Commercial life could not be carried on without the legal concept of agency. An agent is someone who has the legal power to affect the legal rights and liabilities of another, the principal. The agent can bind the principal to a contract as if the principal had made it himself. Something of the importance of this can be grasped when it is considered that every contract made to purchase goods in Leo's or Safeway will be made by an agent on behalf of those supermarkets (i.e. the shop assistant at the till). Considering the more commercial sphere, it should be remembered that every contract made by a company must be made through an agent. A company is a legal person but, not being a real person, it can only act through agents.

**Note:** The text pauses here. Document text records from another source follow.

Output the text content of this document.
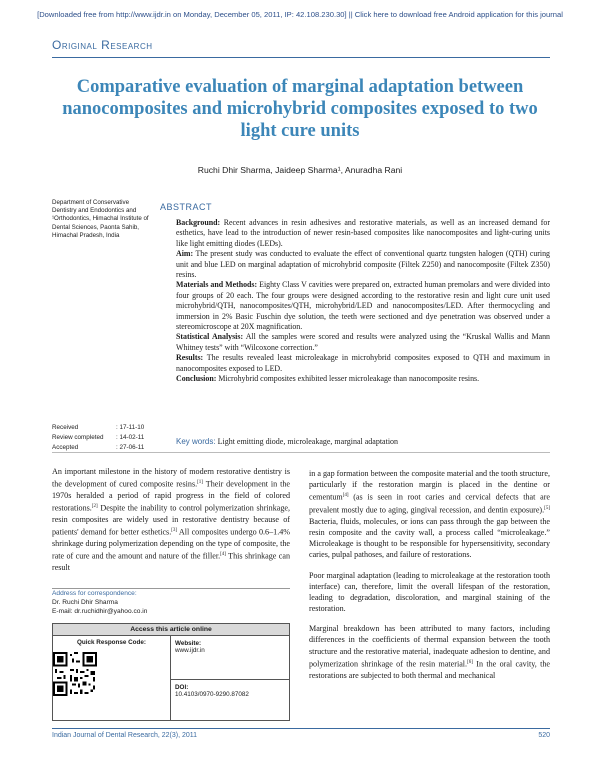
[Downloaded free from http://www.ijdr.in on Monday, December 05, 2011, IP: 42.108.230.30] || Click here to download free Android application for this journal
Original Research
Comparative evaluation of marginal adaptation between nanocomposites and microhybrid composites exposed to two light cure units
Ruchi Dhir Sharma, Jaideep Sharma¹, Anuradha Rani
Department of Conservative Dentistry and Endodontics and ¹Orthodontics, Himachal Institute of Dental Sciences, Paonta Sahib, Himachal Pradesh, India
ABSTRACT

Background: Recent advances in resin adhesives and restorative materials, as well as an increased demand for esthetics, have lead to the introduction of newer resin-based composites like nanocomposites and light-curing units like light emitting diodes (LEDs).

Aim: The present study was conducted to evaluate the effect of conventional quartz tungsten halogen (QTH) curing unit and blue LED on marginal adaptation of microhybrid composite (Filtek Z250) and nanocomposite (Filtek Z350) resins.

Materials and Methods: Eighty Class V cavities were prepared on, extracted human premolars and were divided into four groups of 20 each. The four groups were designed according to the restorative resin and light cure unit used microhybrid/QTH, nanocomposites/QTH, microhybrid/LED and nanocomposites/LED. After thermocycling and immersion in 2% Basic Fuschin dye solution, the teeth were sectioned and dye penetration was observed under a stereomicroscope at 20X magnification.

Statistical Analysis: All the samples were scored and results were analyzed using the “Kruskal Wallis and Mann Whitney tests” with “Wilcoxone correction.”

Results: The results revealed least microleakage in microhybrid composites exposed to QTH and maximum in nanocomposites exposed to LED.

Conclusion: Microhybrid composites exhibited lesser microleakage than nanocomposite resins.

Received	: 17-11-10
Review completed	: 14-02-11
Accepted	: 27-06-11
Key words: Light emitting diode, microleakage, marginal adaptation

An important milestone in the history of modern restorative dentistry is the development of cured composite resins.[1] Their development in the 1970s heralded a period of rapid progress in the field of colored restorations.[2] Despite the inability to control polymerization shrinkage, resin composites are widely used in restorative dentistry because of patients' demand for better esthetics.[3] All composites undergo 0.6–1.4% shrinkage during polymerization depending on the type of composite, the rate of cure and the amount and nature of the filler.[4] This shrinkage can result

Address for correspondence:
Dr. Ruchi Dhir Sharma
E-mail: dr.ruchidhir@yahoo.co.in
Access this article online
Quick Response Code:	Website:
www.ijdr.in
DOI:
10.4103/0970-9290.87082

in a gap formation between the composite material and the tooth structure, particularly if the restoration margin is placed in the dentine or cementum[4] (as is seen in root caries and cervical defects that are prevalent mostly due to aging, gingival recession, and dentin exposure).[5] Bacteria, fluids, molecules, or ions can pass through the gap between the resin composite and the cavity wall, a process called “microleakage.” Microleakage is thought to be responsible for hypersensitivity, secondary caries, pulpal pathoses, and failure of restorations.

Poor marginal adaptation (leading to microleakage at the restoration tooth interface) can, therefore, limit the overall lifespan of the restoration, leading to degradation, discoloration, and marginal staining of the restoration.

Marginal breakdown has been attributed to many factors, including differences in the coefficients of thermal expansion between the tooth structure and the restorative material, inadequate adhesion to dentine, and polymerization shrinkage of the resin material.[6] In the oral cavity, the restorations are subjected to both thermal and mechanical

Indian Journal of Dental Research, 22(3), 2011	520
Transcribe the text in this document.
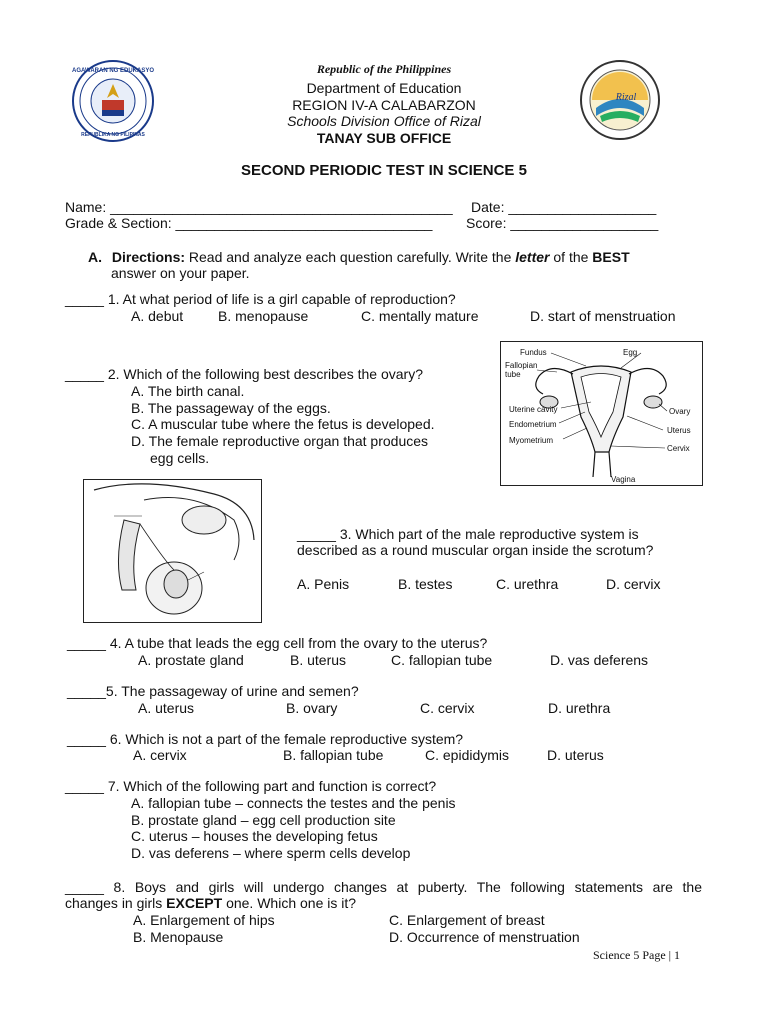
KAGAWARAN NG EDUKASYON
REPUBLIKA NG PILIPINAS
Rizal
Republic of the Philippines
Department of Education
REGION IV-A CALABARZON
Schools Division Office of Rizal
TANAY SUB OFFICE
SECOND PERIODIC TEST IN SCIENCE 5
Name: ____________________________________________ Date: ___________________
Grade & Section: _________________________________ Score: ___________________
A. Directions: Read and analyze each question carefully. Write the letter of the BEST
answer on your paper.
_____ 1. At what period of life is a girl capable of reproduction?
A. debut B. menopause	C. mentally mature	D. start of menstruation
Fundus	Egg
Fallopian
tube
Uterine cavity
Endometrium
Myometrium
Ovary
Uterus
Cervix
Vagina
_____ 2. Which of the following best describes the ovary?
A. The birth canal.
B. The passageway of the eggs.
C. A muscular tube where the fetus is developed.
D. The female reproductive organ that produces
egg cells.
_____ 3. Which part of the male reproductive system is
described as a round muscular organ inside the scrotum?
A. Penis	B. testes	C. urethra	D. cervix
_____ 4. A tube that leads the egg cell from the ovary to the uterus?
A. prostate gland	B. uterus	C. fallopian tube	D. vas deferens
_____5. The passageway of urine and semen?
A. uterus	B. ovary	C. cervix	D. urethra
_____ 6. Which is not a part of the female reproductive system?
A. cervix	B. fallopian tube	C. epididymis	D. uterus
_____ 7. Which of the following part and function is correct?
A. fallopian tube – connects the testes and the penis
B. prostate gland – egg cell production site
C. uterus – houses the developing fetus
D. vas deferens – where sperm cells develop
_____ 8. Boys and girls will undergo changes at puberty. The following statements are the
changes in girls EXCEPT one. Which one is it?
A. Enlargement of hips
B. Menopause
C. Enlargement of breast
D. Occurrence of menstruation
Science 5 Page | 1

Negotiable instruments also impinge on daily life as well as the commercial world. Cheques are one form of negotiable instrument. However, the law relating to negotiable instruments developed from the practices of merchants who wished to avoid the hazards and difficulties of transporting money from place to place. The common law then adopted what had become part of the lex Mercatoria. The Bill of Exchange is still an important means of paying the contract price and may even provide a means of securing credit and financing the transaction. However, electronic payment methods have become increasingly popular and these are studied in detail.
1. Agency
(a) Introduction - Uses - Basic concepts (b) Types of agency - actual authority - apparent authority - ratification - agency of necessity (c) Relationship of principal and agent - duties of agent - remuneration and indemnity (d) The third party - disclosed principal - undisclosed principal
2. Commercial Payments
(a) Introduction - history - definitions (b) The concept of negotiability (c) Bills of Exchange - definition - negotiation - parties (i) holder for value (ii) holder in due course - liability of parties - payment /endorsement of bills (d) Cheques - definition - Banker / Customer Relationship - Legal Regulation (e) Plastic Cards (f) Internet Payments (g) Recovery of Money Paid by Mistake.